OPEN GOVERNMENT — The former California First Amendment Coalition has dropped the first word from that name in keeping with its increasing attention to national and even international issues, Executive Director Peter Scheer announced yesterday.

We shrunk our name to confirm our expanding role in First Amendment
litigation and policy, and to acknowledge the diminished relevance of
any state’s borders in an era when information published in, say, 
Eureka, CA is available instantly and everywhere via the internet.

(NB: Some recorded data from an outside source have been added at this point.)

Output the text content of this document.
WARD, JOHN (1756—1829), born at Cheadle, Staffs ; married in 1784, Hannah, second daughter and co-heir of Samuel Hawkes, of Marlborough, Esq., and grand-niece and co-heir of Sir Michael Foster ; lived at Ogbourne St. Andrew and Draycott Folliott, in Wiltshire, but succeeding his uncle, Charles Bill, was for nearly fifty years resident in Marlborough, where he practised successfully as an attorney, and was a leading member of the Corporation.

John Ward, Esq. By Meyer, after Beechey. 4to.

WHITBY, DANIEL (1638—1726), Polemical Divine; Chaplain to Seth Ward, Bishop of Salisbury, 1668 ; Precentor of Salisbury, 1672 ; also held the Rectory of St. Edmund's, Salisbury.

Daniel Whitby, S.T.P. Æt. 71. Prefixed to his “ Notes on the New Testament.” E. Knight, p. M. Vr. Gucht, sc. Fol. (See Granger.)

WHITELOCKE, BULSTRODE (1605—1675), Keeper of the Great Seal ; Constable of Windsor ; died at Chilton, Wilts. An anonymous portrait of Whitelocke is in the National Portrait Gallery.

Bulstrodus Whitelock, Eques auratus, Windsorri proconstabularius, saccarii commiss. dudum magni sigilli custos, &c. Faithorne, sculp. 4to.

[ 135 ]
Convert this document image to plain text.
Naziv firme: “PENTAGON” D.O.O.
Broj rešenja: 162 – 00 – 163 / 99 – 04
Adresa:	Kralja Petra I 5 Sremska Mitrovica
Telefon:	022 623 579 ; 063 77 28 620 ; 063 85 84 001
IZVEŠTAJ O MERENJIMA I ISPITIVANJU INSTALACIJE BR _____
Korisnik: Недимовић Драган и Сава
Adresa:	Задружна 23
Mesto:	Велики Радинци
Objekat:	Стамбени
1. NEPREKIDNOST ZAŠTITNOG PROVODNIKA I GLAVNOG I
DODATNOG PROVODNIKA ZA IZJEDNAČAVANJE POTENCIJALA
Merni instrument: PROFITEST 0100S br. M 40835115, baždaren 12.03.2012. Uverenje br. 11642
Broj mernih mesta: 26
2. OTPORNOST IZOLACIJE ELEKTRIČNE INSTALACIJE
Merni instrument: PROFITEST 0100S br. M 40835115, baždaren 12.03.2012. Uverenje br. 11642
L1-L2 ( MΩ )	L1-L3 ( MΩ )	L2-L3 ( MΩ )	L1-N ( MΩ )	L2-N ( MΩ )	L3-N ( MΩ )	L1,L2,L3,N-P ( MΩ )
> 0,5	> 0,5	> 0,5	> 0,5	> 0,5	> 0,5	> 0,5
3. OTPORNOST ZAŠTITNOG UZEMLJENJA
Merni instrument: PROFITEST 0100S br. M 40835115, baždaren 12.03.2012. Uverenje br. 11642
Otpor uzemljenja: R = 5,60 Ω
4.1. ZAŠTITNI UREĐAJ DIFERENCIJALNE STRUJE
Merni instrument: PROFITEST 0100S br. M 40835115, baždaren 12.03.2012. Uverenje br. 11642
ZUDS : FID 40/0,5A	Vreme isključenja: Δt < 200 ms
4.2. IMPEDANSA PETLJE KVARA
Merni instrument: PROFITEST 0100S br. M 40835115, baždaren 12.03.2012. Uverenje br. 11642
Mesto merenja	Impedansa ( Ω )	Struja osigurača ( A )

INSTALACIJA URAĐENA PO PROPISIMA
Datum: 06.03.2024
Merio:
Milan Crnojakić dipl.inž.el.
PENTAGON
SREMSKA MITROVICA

The First Amendment Coalition (”FAC” or “the Coalition” for short) 
for many years has been involved in legal matters, including federal
appellate cases, whose effects extend beyond California’s borders. More
recently we have worked to curtail the Chinese government’s censorship
of the internet, petitioning the Office of the US Trade Representative
to challenge China’s “Great Firewall” as a violation of international
treaties enforced by the WTO.

In the past month we filed an amicus brief in Citizens United v. FEC,
a closely-watched case in the US Supreme Court whose outcome could
profoundly change the constitutional rules governing Congress’ and the
states’ regulation of campaign finances. And just this week, in a case
before the Court of Appeals for the US fifth circuit (based in Texas),
we filed our own amicus brief to
defend local government open-meeting laws, like California’s Brown Act,
from a potentially devastating national legal challenge.

But make no mistake: California remains at the top of FAC’s
priorities, even if it’s no longer in our name. Just this week FAC
joined with the Modesto Bee in filing suit against Stanislaus
County to compel disclosure of the amounts of pension payments to
retired county employees–information needed by the paper for its
reporting on county governance and finance issues.